Heft November 2020

Rechtliche Grenzen der Sonntagsöffnung

Das Oberverwaltungsgericht (OVG) NRW hat am 23. und 24.09.2020 auf Antrag der Gewerkschaft ver.di Ladenöffnungsfreigaben für einen Sonntag in Kleve, Lage und Bünde außer Vollzug gesetzt und bei dieser Gelegenheit die bisherige Linie der Rechtsprechung ausdrücklich bekräftigt. Die Beschlüsse sind jeweils unanfechtbar.
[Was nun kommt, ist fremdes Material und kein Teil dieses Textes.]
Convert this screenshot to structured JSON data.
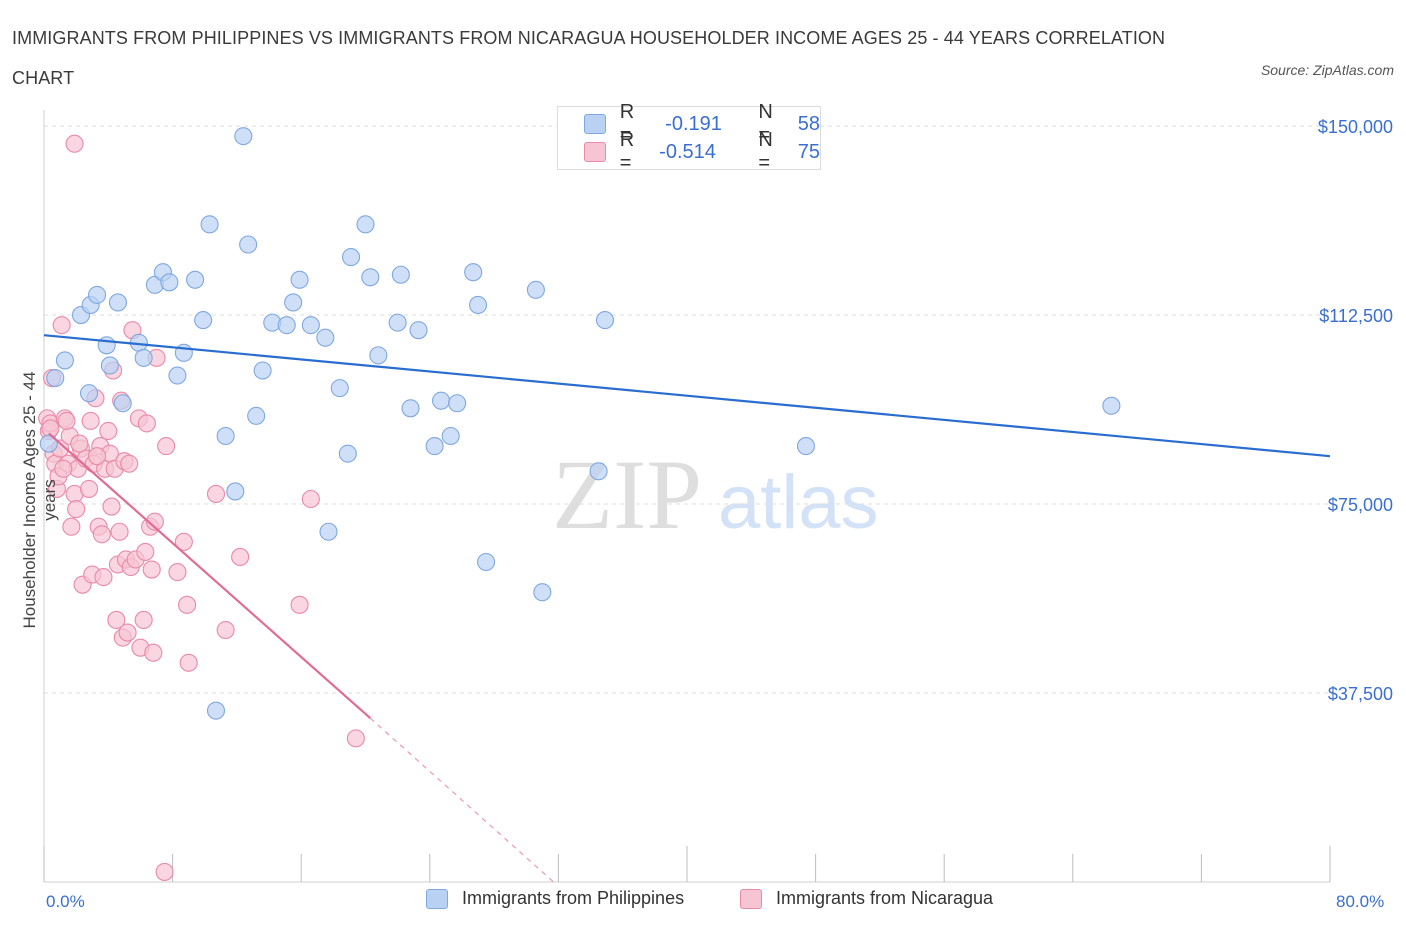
{
  "title": "IMMIGRANTS FROM PHILIPPINES VS IMMIGRANTS FROM NICARAGUA HOUSEHOLDER INCOME AGES 25 - 44 YEARS CORRELATION CHART",
  "source": "Source: ZipAtlas.com",
  "watermark": {
    "zip": "ZIP",
    "atlas": "atlas"
  },
  "legend_top": {
    "rows": [
      {
        "r_label": "R =",
        "r_value": "-0.191",
        "n_label": "N =",
        "n_value": "58"
      },
      {
        "r_label": "R =",
        "r_value": "-0.514",
        "n_label": "N =",
        "n_value": "75"
      }
    ]
  },
  "colors": {
    "philippines_fill": "#b9d2f3",
    "philippines_stroke": "#7fa8e0",
    "philippines_line": "#2a6dd0",
    "nicaragua_fill": "#f7c4d4",
    "nicaragua_stroke": "#e98aa8",
    "nicaragua_line": "#e06c95",
    "tick_text": "#3a6fd1",
    "grid": "#dddddd"
  },
  "chart_data": {
    "type": "scatter",
    "title": "IMMIGRANTS FROM PHILIPPINES VS IMMIGRANTS FROM NICARAGUA HOUSEHOLDER INCOME AGES 25 - 44 YEARS CORRELATION CHART",
    "xlabel": "",
    "ylabel": "Householder Income Ages 25 - 44 years",
    "xlim": [
      0,
      80
    ],
    "ylim": [
      0,
      152000
    ],
    "x_tick_labels": [
      "0.0%",
      "80.0%"
    ],
    "y_ticks": [
      37500,
      75000,
      112500,
      150000
    ],
    "y_tick_labels": [
      "$37,500",
      "$75,000",
      "$112,500",
      "$150,000"
    ],
    "grid": "horizontal dashed",
    "legend_position": "bottom",
    "series": [
      {
        "name": "Immigrants from Philippines",
        "r": -0.191,
        "n": 58,
        "trend": {
          "x": [
            0,
            80
          ],
          "y": [
            108500,
            84500
          ]
        },
        "points": [
          [
            0.7,
            100000
          ],
          [
            1.3,
            103500
          ],
          [
            2.3,
            112500
          ],
          [
            2.8,
            97000
          ],
          [
            2.9,
            114500
          ],
          [
            3.3,
            116500
          ],
          [
            3.9,
            106500
          ],
          [
            4.1,
            102500
          ],
          [
            4.6,
            115000
          ],
          [
            4.9,
            95000
          ],
          [
            5.9,
            107000
          ],
          [
            6.2,
            104000
          ],
          [
            6.9,
            118500
          ],
          [
            7.4,
            121000
          ],
          [
            7.8,
            119000
          ],
          [
            8.3,
            100500
          ],
          [
            8.7,
            105000
          ],
          [
            9.4,
            119500
          ],
          [
            9.9,
            111500
          ],
          [
            10.3,
            130500
          ],
          [
            11.3,
            88500
          ],
          [
            11.9,
            77500
          ],
          [
            12.4,
            148000
          ],
          [
            12.7,
            126500
          ],
          [
            13.2,
            92500
          ],
          [
            13.6,
            101500
          ],
          [
            14.2,
            111000
          ],
          [
            15.1,
            110500
          ],
          [
            15.5,
            115000
          ],
          [
            15.9,
            119500
          ],
          [
            16.6,
            110500
          ],
          [
            17.5,
            108000
          ],
          [
            17.7,
            69500
          ],
          [
            18.4,
            98000
          ],
          [
            18.9,
            85000
          ],
          [
            19.1,
            124000
          ],
          [
            20.0,
            130500
          ],
          [
            20.3,
            120000
          ],
          [
            20.8,
            104500
          ],
          [
            22.0,
            111000
          ],
          [
            22.2,
            120500
          ],
          [
            22.8,
            94000
          ],
          [
            23.3,
            109500
          ],
          [
            24.3,
            86500
          ],
          [
            24.7,
            95500
          ],
          [
            25.3,
            88500
          ],
          [
            25.7,
            95000
          ],
          [
            26.7,
            121000
          ],
          [
            27.0,
            114500
          ],
          [
            27.5,
            63500
          ],
          [
            30.6,
            117500
          ],
          [
            31.0,
            57500
          ],
          [
            34.5,
            81500
          ],
          [
            34.9,
            111500
          ],
          [
            10.7,
            34000
          ],
          [
            47.4,
            86500
          ],
          [
            66.4,
            94500
          ],
          [
            0.3,
            87000
          ]
        ]
      },
      {
        "name": "Immigrants from Nicaragua",
        "r": -0.514,
        "n": 75,
        "trend": {
          "x": [
            0.3,
            20.3
          ],
          "y": [
            89000,
            32500
          ]
        },
        "trend_dashed": {
          "x": [
            20.3,
            31.7
          ],
          "y": [
            32500,
            0
          ]
        },
        "points": [
          [
            1.9,
            146500
          ],
          [
            0.2,
            92000
          ],
          [
            0.3,
            89500
          ],
          [
            0.4,
            91000
          ],
          [
            0.6,
            85000
          ],
          [
            0.7,
            83000
          ],
          [
            0.8,
            78000
          ],
          [
            0.9,
            80500
          ],
          [
            1.0,
            86000
          ],
          [
            1.1,
            110500
          ],
          [
            1.3,
            92000
          ],
          [
            1.5,
            83000
          ],
          [
            1.6,
            88500
          ],
          [
            1.7,
            70500
          ],
          [
            1.9,
            77000
          ],
          [
            2.0,
            74000
          ],
          [
            2.1,
            82000
          ],
          [
            2.3,
            86000
          ],
          [
            2.4,
            59000
          ],
          [
            2.6,
            84000
          ],
          [
            2.8,
            78000
          ],
          [
            2.9,
            91500
          ],
          [
            3.0,
            61000
          ],
          [
            3.1,
            83000
          ],
          [
            3.2,
            96000
          ],
          [
            3.4,
            70500
          ],
          [
            3.5,
            86500
          ],
          [
            3.6,
            69000
          ],
          [
            3.7,
            60500
          ],
          [
            3.8,
            82000
          ],
          [
            4.0,
            89500
          ],
          [
            4.1,
            85000
          ],
          [
            4.2,
            74500
          ],
          [
            4.3,
            101500
          ],
          [
            4.4,
            82000
          ],
          [
            4.5,
            52000
          ],
          [
            4.6,
            63000
          ],
          [
            4.7,
            69500
          ],
          [
            4.8,
            95500
          ],
          [
            4.9,
            48500
          ],
          [
            5.0,
            83500
          ],
          [
            5.1,
            64000
          ],
          [
            5.2,
            49500
          ],
          [
            5.4,
            62500
          ],
          [
            5.5,
            109500
          ],
          [
            5.7,
            64000
          ],
          [
            5.9,
            92000
          ],
          [
            6.0,
            46500
          ],
          [
            6.2,
            52000
          ],
          [
            6.4,
            91000
          ],
          [
            6.6,
            70500
          ],
          [
            6.7,
            62000
          ],
          [
            6.8,
            45500
          ],
          [
            6.9,
            71500
          ],
          [
            7.0,
            104000
          ],
          [
            7.6,
            86500
          ],
          [
            8.3,
            61500
          ],
          [
            8.7,
            67500
          ],
          [
            8.9,
            55000
          ],
          [
            9.0,
            43500
          ],
          [
            10.7,
            77000
          ],
          [
            11.3,
            50000
          ],
          [
            12.2,
            64500
          ],
          [
            15.9,
            55000
          ],
          [
            16.6,
            76000
          ],
          [
            19.4,
            28500
          ],
          [
            7.5,
            2000
          ],
          [
            0.5,
            100000
          ],
          [
            1.2,
            82000
          ],
          [
            2.2,
            87000
          ],
          [
            3.3,
            84500
          ],
          [
            0.4,
            90000
          ],
          [
            5.3,
            83000
          ],
          [
            6.3,
            65500
          ],
          [
            1.4,
            91500
          ]
        ]
      }
    ]
  },
  "bottom_legend": [
    {
      "label": "Immigrants from Philippines"
    },
    {
      "label": "Immigrants from Nicaragua"
    }
  ]
}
OVG NRW, u.a. Beschluss vom 24.09.2020
- Az.: 4 B 1336/20.NE (Bünde) -

Über die Reichweite des verfassungsrechtlichen Sonn- und Feiertagsschutzes besteht seit Jahren Streit. Die Rechtsprechung hat sich in dieser Zeit mit der Vielzahl der vorgebrachten Argumente und Belange ausführlich auseinandergesetzt. Zuletzt hatte das Bundesverwaltungsgericht (BVerwG) in einem Urteil vom 22.06.2020 die vom OVG NRW anhand der höchstrichterlichen Rechtsprechung entwickelten Grundsätze zur Auslegung der neuen im Ladenöffnungsgesetz NRW geregelten Fallgruppen (Erhalt, Stärkung oder Entwicklung eines vielfältigen stationären Einzelhandelsangebots oder zentraler Versorgungsbereiche, Belebung der Innenstädte oder Ortsteilzentren oder Steigerung der überörtlichen Sichtbarkeit der jeweiligen Kommune als attraktiver und lebenswerter Standort) als jedenfalls nicht zu restriktiv bestätigt. Die zu Ladenöffnungen im Zusammenhang mit örtlichen Veranstaltungen ergangene bisherige Rechtsprechung des OVG NRW hatte das BVerwG hingegen als zu großzügig gegenüber Kommunen und Handel und nicht in jeder Hinsicht verfassungskonform angesehen und korrigiert.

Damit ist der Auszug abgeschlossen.